Selain tujuan di benua Eropa, Pemerintah Inggris juga segera menginzinkan wisatawan berkunjung ke sejumlah negara dalam teritori Inggris antara lain Bermuda dan Gibraltar, Turki, Thailand, Australia dan Selandia Baru.

Pemerintah Inggris pada Jumat (27/6/2020) lalu menyatakan menghapus aturan karantina selama 14 hari bagi pendatang berasal dari negara-negara yang diklaim 'aman' seperti Prancis, Yunani dan Spanyol. Nantinya, aturan ini akan diberlakukan lebih luas kepada wisatawan dari 75 negara di dunia.

Simon Clarke, Menteri Urusan Perumahan, Komunitas dan Pemerintahan Daerah, menjelaskan kebijakan tersebut disiapkan sebagai langkah memulihkan sektor pariwisata.

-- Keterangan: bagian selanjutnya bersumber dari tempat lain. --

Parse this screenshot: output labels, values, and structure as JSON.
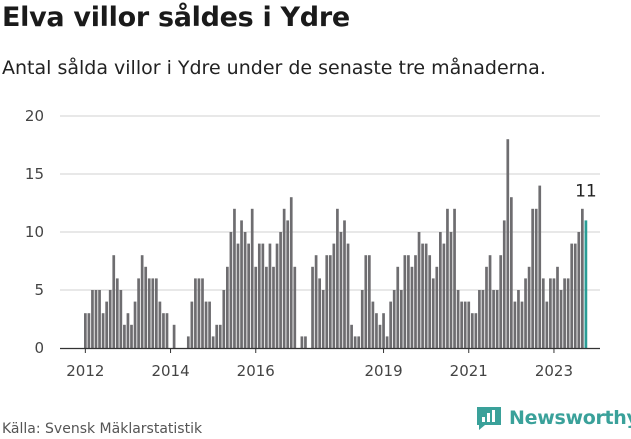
{
  "header": {
    "title": "Elva villor såldes i Ydre",
    "subtitle": "Antal sålda villor i Ydre under de senaste tre månaderna."
  },
  "footer": {
    "source": "Källa: Svensk Mäklarstatistik",
    "brand": "Newsworthy"
  },
  "colors": {
    "bar": "#6e6d70",
    "highlight": "#2a9d96",
    "grid": "#d0d0d0",
    "brand": "#3aa19a"
  },
  "chart_data": {
    "type": "bar",
    "title": "Elva villor såldes i Ydre",
    "ylim": [
      0,
      20
    ],
    "yticks": [
      "0",
      "5",
      "10",
      "15",
      "20"
    ],
    "xticks": [
      "2012",
      "2014",
      "2016",
      "2019",
      "2021",
      "2023"
    ],
    "grid": true,
    "annotation": "11",
    "series": [
      {
        "start": "2012-01",
        "values": [
          3,
          3,
          5,
          5,
          5,
          3,
          4,
          5,
          8,
          6,
          5,
          2,
          3,
          2,
          4,
          6,
          8,
          7,
          6,
          6,
          6,
          4,
          3,
          3,
          0,
          2,
          0,
          0,
          0,
          1,
          4,
          6,
          6,
          6,
          4,
          4,
          1,
          2,
          2,
          5,
          7,
          10,
          12,
          9,
          11,
          10,
          9,
          12,
          7,
          9,
          9,
          7,
          9,
          7,
          9,
          10,
          12,
          11,
          13,
          7,
          0,
          1,
          1,
          0,
          7,
          8,
          6,
          5,
          8,
          8,
          9,
          12,
          10,
          11,
          9,
          2,
          1,
          1,
          5,
          8,
          8,
          4,
          3,
          2,
          3,
          1,
          4,
          5,
          7,
          5,
          8,
          8,
          7,
          8,
          10,
          9,
          9,
          8,
          6,
          7,
          10,
          9,
          12,
          10,
          12,
          5,
          4,
          4,
          4,
          3,
          3,
          5,
          5,
          7,
          8,
          5,
          5,
          8,
          11,
          18,
          13,
          4,
          5,
          4,
          6,
          7,
          12,
          12,
          14,
          6,
          4,
          6,
          6,
          7,
          5,
          6,
          6,
          9,
          9,
          10,
          12,
          11
        ]
      }
    ]
  }
}
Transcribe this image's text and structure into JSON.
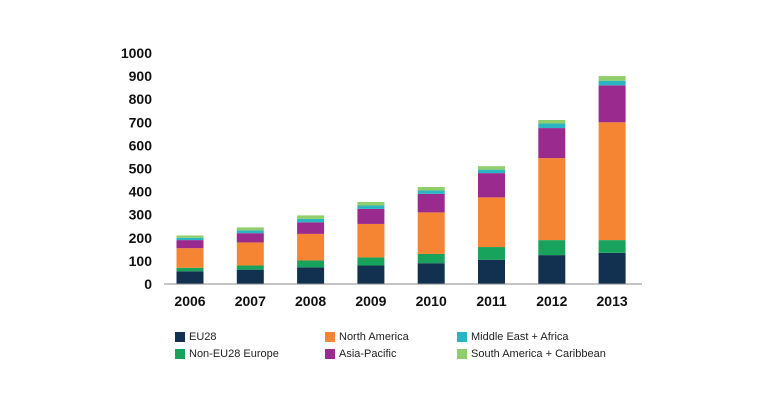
{
  "chart_data": {
    "type": "bar",
    "stacked": true,
    "categories": [
      "2006",
      "2007",
      "2008",
      "2009",
      "2010",
      "2011",
      "2012",
      "2013"
    ],
    "ylim": [
      0,
      1000
    ],
    "yticks": [
      0,
      100,
      200,
      300,
      400,
      500,
      600,
      700,
      800,
      900,
      1000
    ],
    "grid": false,
    "legend_position": "bottom",
    "series": [
      {
        "name": "EU28",
        "color": "#12304f",
        "values": [
          55,
          62,
          72,
          80,
          90,
          105,
          125,
          135
        ]
      },
      {
        "name": "Non-EU28 Europe",
        "color": "#17a35c",
        "values": [
          15,
          18,
          30,
          35,
          40,
          55,
          65,
          55
        ]
      },
      {
        "name": "North America",
        "color": "#f58532",
        "values": [
          85,
          100,
          115,
          145,
          180,
          215,
          355,
          510
        ]
      },
      {
        "name": "Asia-Pacific",
        "color": "#9a2a8e",
        "values": [
          35,
          40,
          50,
          65,
          80,
          105,
          130,
          160
        ]
      },
      {
        "name": "Middle East + Africa",
        "color": "#2bb5c2",
        "values": [
          10,
          12,
          15,
          15,
          15,
          15,
          20,
          20
        ]
      },
      {
        "name": "South America + Caribbean",
        "color": "#8fce6b",
        "values": [
          10,
          13,
          15,
          15,
          15,
          15,
          15,
          20
        ]
      }
    ]
  },
  "legend_order": [
    "EU28",
    "North America",
    "Middle East + Africa",
    "Non-EU28 Europe",
    "Asia-Pacific",
    "South America + Caribbean"
  ]
}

Saat pemerintah Inggris memberlakukan aturan lockdown (pembatasan wilayah) sejak Maret hingga awal Juni lalu, pariwisata merupakan salah satu sektor yang paling terdampak pandemi Covid-19.

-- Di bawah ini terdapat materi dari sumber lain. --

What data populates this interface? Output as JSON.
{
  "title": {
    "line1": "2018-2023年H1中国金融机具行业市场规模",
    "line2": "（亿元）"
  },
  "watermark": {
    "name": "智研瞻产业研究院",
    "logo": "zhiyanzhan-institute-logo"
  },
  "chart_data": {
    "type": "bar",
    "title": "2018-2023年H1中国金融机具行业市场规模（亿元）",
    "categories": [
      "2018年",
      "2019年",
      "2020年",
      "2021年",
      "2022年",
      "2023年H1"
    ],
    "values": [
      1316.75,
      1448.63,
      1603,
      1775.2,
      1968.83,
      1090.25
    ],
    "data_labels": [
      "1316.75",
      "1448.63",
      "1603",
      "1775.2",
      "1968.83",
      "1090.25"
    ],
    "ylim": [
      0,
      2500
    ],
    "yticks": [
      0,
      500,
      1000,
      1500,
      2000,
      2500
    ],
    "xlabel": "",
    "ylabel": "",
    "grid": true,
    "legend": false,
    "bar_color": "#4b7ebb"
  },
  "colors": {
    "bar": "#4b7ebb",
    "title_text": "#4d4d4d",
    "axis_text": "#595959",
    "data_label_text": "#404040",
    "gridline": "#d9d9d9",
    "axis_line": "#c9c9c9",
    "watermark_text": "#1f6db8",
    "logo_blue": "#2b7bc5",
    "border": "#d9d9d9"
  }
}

Namun demikian, Simon belum bisa memastikan kapan kebijakan tersebut bisa diterapkan secara resmi. Sebab, sampai saat ini pemerintah masih menyiapkan sejumlah aturan pendukung serta mengamati kurva penularan Covid-19 di Inggris.

"Kami akan mengumumkan kebijakan ini sesegera mungkin setelah kondisinya aman. Kamiakan membicarakannya lebih jauh pekan ini," kata Simon.

"Jelas, kami ingin sektor pariwisata kembali berjalan secepatnya dan saya percaya itu akan memberikan berita baik di hari kedepan," ucapnya.